The common problem: Most employees, new or veteran, are unsure of the best way to communicate their ideas to management. Frequently, the existence of this uncertainty prohibits employees from even describing their ideas to managers, thereby avoiding the risk of rejection.
In reality, many managers are quite open to receiving new ideas from employees. Even those supervisors that appear to be “unapproachable” may welcome and seriously consider ideas of substance. Understand that selling ideas to management is similar to marketing any new product or service.
Tips for Selling Your Ideas to Management
These are popular strategies that have a strong track record of success.
•Assemble third party facts that support the basis of your idea. Unless your idea is so revolutionary that it has no similar examples or processes, you should still be able to collect facts and data that support your idea. Your factual support should be logical and easily verified by management. If your innovation is truly new, assemble sufficient factual information that supports the potential success of the idea.
•Develop an internal commitment to the value of your idea. Developing an idea after playing golf with your friends while sitting at the 19th hole enjoying adult refreshment may be ground breaking or merely marginal. Evaluate your idea multiple times. Even if your innovation projects to be a “winner,” without your emotional involvement and commitment, its chances of succeeding are diminished. Enthusiasm and commitment can make all the difference in a successful sale to management.
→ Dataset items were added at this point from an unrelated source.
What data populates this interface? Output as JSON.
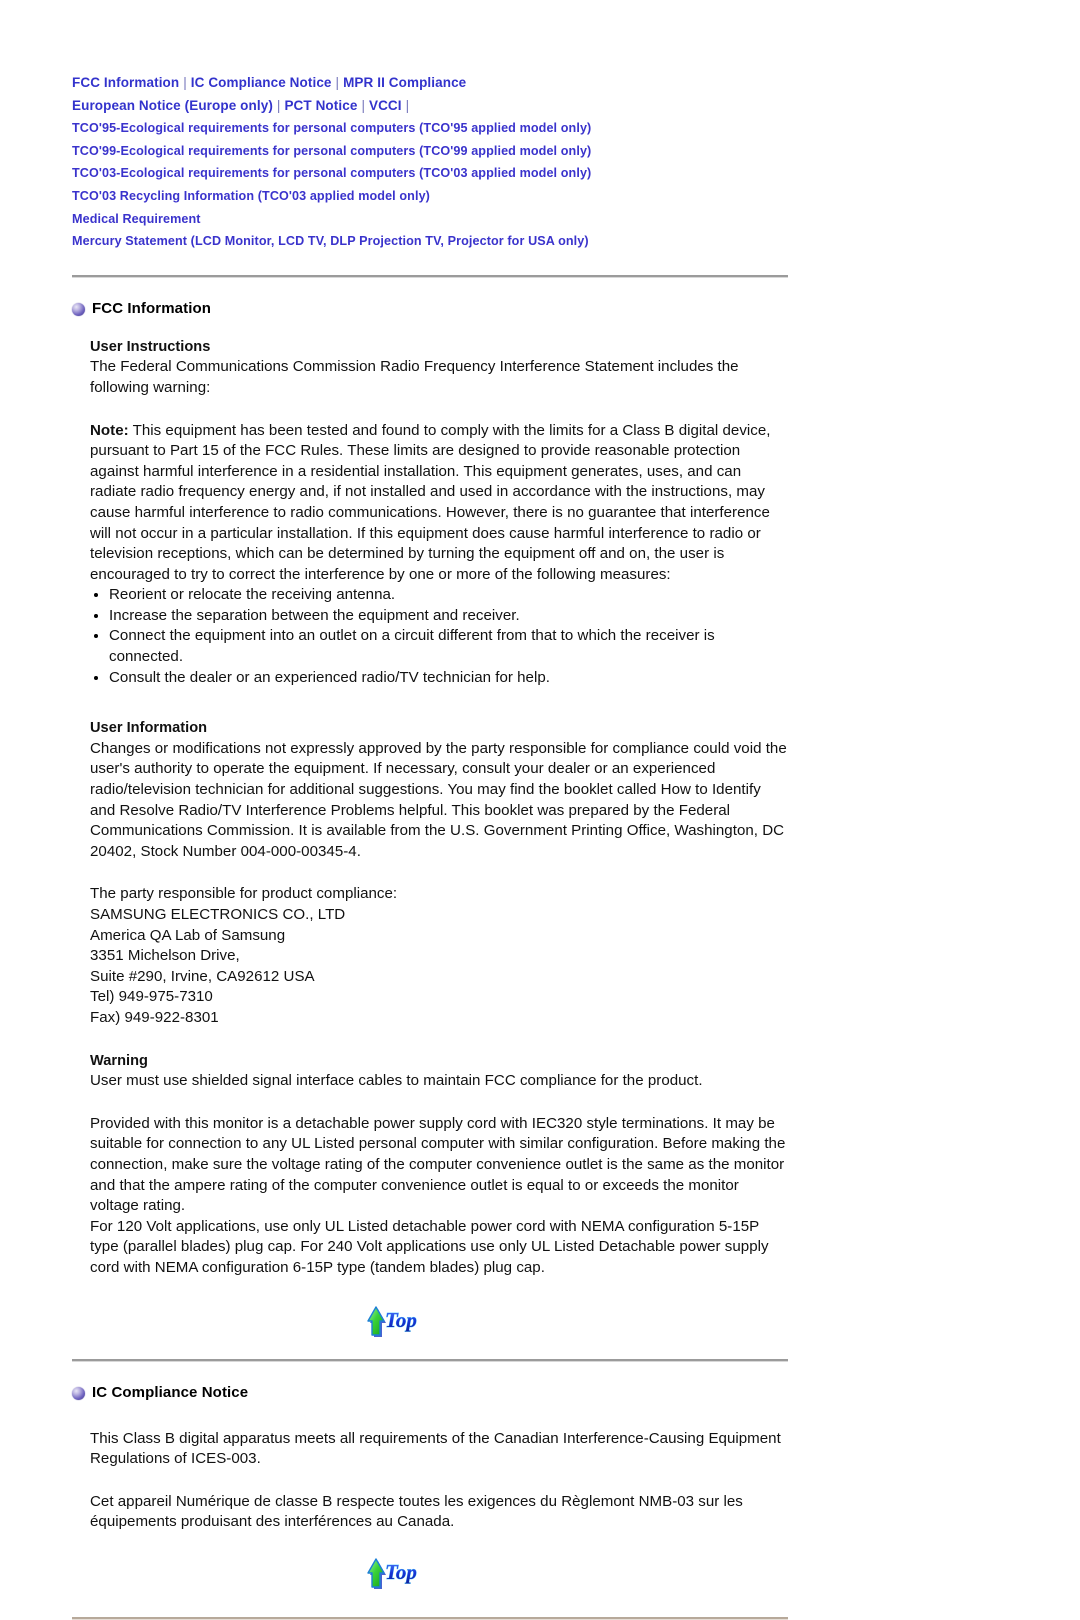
{
  "nav": {
    "row1": [
      {
        "label": "FCC Information",
        "bold": true
      },
      {
        "label": "IC Compliance Notice",
        "bold": true
      },
      {
        "label": "MPR II Compliance",
        "bold": true
      }
    ],
    "row2": [
      {
        "label": "European Notice (Europe only)",
        "bold": true
      },
      {
        "label": "PCT Notice",
        "bold": true
      },
      {
        "label": "VCCI",
        "bold": true
      }
    ],
    "rows_block": [
      "TCO'95-Ecological requirements for personal computers (TCO'95 applied model only)",
      "TCO'99-Ecological requirements for personal computers (TCO'99 applied model only)",
      "TCO'03-Ecological requirements for personal computers (TCO'03 applied model only)",
      "TCO'03 Recycling Information (TCO'03 applied model only)",
      "Medical Requirement",
      "Mercury Statement (LCD Monitor, LCD TV, DLP Projection TV, Projector for USA only)"
    ],
    "separator": "|",
    "link_color": "#3333CC"
  },
  "fcc": {
    "heading": "FCC Information",
    "user_instructions_heading": "User Instructions",
    "user_instructions_body": "The Federal Communications Commission Radio Frequency Interference Statement includes the following warning:",
    "note_label": "Note:",
    "note_body": " This equipment has been tested and found to comply with the limits for a Class B digital device, pursuant to Part 15 of the FCC Rules. These limits are designed to provide reasonable protection against harmful interference in a residential installation. This equipment generates, uses, and can radiate radio frequency energy and, if not installed and used in accordance with the instructions, may cause harmful interference to radio communications. However, there is no guarantee that interference will not occur in a particular installation. If this equipment does cause harmful interference to radio or television receptions, which can be determined by turning the equipment off and on, the user is encouraged to try to correct the interference by one or more of the following measures:",
    "measures": [
      "Reorient or relocate the receiving antenna.",
      "Increase the separation between the equipment and receiver.",
      "Connect the equipment into an outlet on a circuit different from that to which the receiver is connected.",
      "Consult the dealer or an experienced radio/TV technician for help."
    ],
    "user_information_heading": "User Information",
    "user_information_body": "Changes or modifications not expressly approved by the party responsible for compliance could void the user's authority to operate the equipment. If necessary, consult your dealer or an experienced radio/television technician for additional suggestions. You may find the booklet called How to Identify and Resolve Radio/TV Interference Problems helpful. This booklet was prepared by the Federal Communications Commission. It is available from the U.S. Government Printing Office, Washington, DC 20402, Stock Number 004-000-00345-4.",
    "responsible_party_lines": [
      "The party responsible for product compliance:",
      "SAMSUNG ELECTRONICS CO., LTD",
      "America QA Lab of Samsung",
      "3351 Michelson Drive,",
      "Suite #290, Irvine, CA92612 USA",
      "Tel) 949-975-7310",
      "Fax) 949-922-8301"
    ],
    "warning_heading": "Warning",
    "warning_body": "User must use shielded signal interface cables to maintain FCC compliance for the product.",
    "power_cord_body": "Provided with this monitor is a detachable power supply cord with IEC320 style terminations. It may be suitable for connection to any UL Listed personal computer with similar configuration. Before making the connection, make sure the voltage rating of the computer convenience outlet is the same as the monitor and that the ampere rating of the computer convenience outlet is equal to or exceeds the monitor voltage rating.",
    "power_cord_body2": "For 120 Volt applications, use only UL Listed detachable power cord with NEMA configuration 5-15P type (parallel blades) plug cap. For 240 Volt applications use only UL Listed Detachable power supply cord with NEMA configuration 6-15P type (tandem blades) plug cap."
  },
  "ic": {
    "heading": "IC Compliance Notice",
    "para_en": "This Class B digital apparatus meets all requirements of the Canadian Interference-Causing Equipment Regulations of ICES-003.",
    "para_fr": "Cet appareil Numérique de classe B respecte toutes les exigences du Règlemont NMB-03 sur les équipements produisant des interférences au Canada."
  },
  "top_button": {
    "label": "Top",
    "arrow_color": "#33CC33",
    "text_color": "#1A4FE0"
  }
}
•Create a picture, rendering, video, or other physical representation of the idea. There is a solid reason why the cliché, “one picture is worth a thousand words,” still has value: It’s true. Unless you are a successful, published author, an accurate pictorial display of your idea is much easier to sell than a 100-page text description. This does not imply that your management team lacks vision or imagination. However, if your real target is to sell your idea, graphics, videos, a mockup, or a prototype makes your innovation more real and easier to support.
•Prepare some implementation ideas. Creating some attached ideas for smooth implementation of your idea also enhances the ease of supporting your suggestion. Implementation plans also remove many classic roadblocks to accepting your idea. Since most obstacles are seldom truly “deal killers,” unfortunately they often accomplish that goal. Suggested implementation plans will eliminate many potentially perceived obstacles.
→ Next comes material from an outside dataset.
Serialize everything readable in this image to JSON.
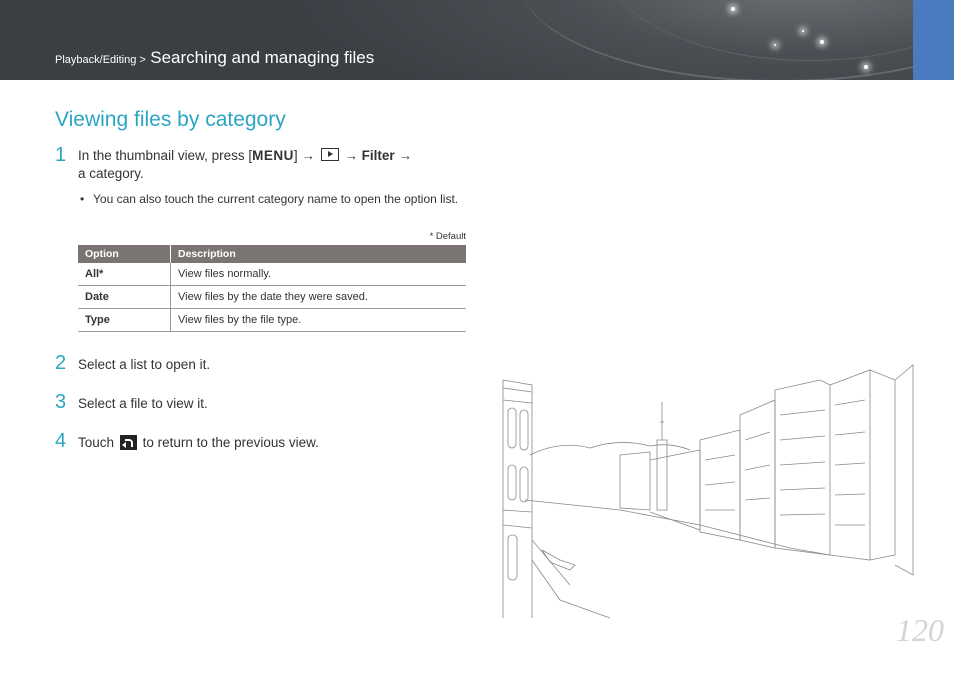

•Build support for your innovation one person at a time. Waiting for a major meeting to unveil your cutting-edge idea is most often a plan for rejection. Like a strong political candidate (and that is what you really are), advance planning and garnering support is critical to generate a favorable response. Risking shock and surprise often generates a simple “no,” instead of a wellspring of hearty support.
•Develop a sense of proper timing to introduce the idea. Prepare, prepare, and prepare for selling your idea; then, also prepare to wait until the right moment occurs to unveil it. Waiting for the best timing may involve the right moment to get a favorable hearing from management, appropriate market conditions, or most advantageous budget situations. While timing may or may not be “everything,” picking the best moment to introduce an idea, suggestion, or procedural change is always important. You want and deserve a fair hearing for your idea. Use the right atmosphere to your benefit, not your detriment.
•If necessary, select another “sales channel.” New employees or those who face challenges presenting ideas should consider recruiting another peer, who may have a better chance of selling the idea, as their “salesperson.” This tip can be an effective strategy when combined with your “one person at a time” support generating plan. A veteran, respected employee, who already supports your idea, may have a better chance to sell your innovation to management. If your analysis indicates that your idea may have greater chances of acceptance coming from another voice, use this strategy to your advantage.
These tips have consistently worked for others over time. Employing these strategies also helps deepen your knowledge, understanding, and commitment to the benefits your idea will deliver to your employer, workplace, and career. Preparing the background, basis, benefits, and implementation plans for your ideas helps you make a more authoritative presentation of your ideas when the timing, audience, and environment is appropriate.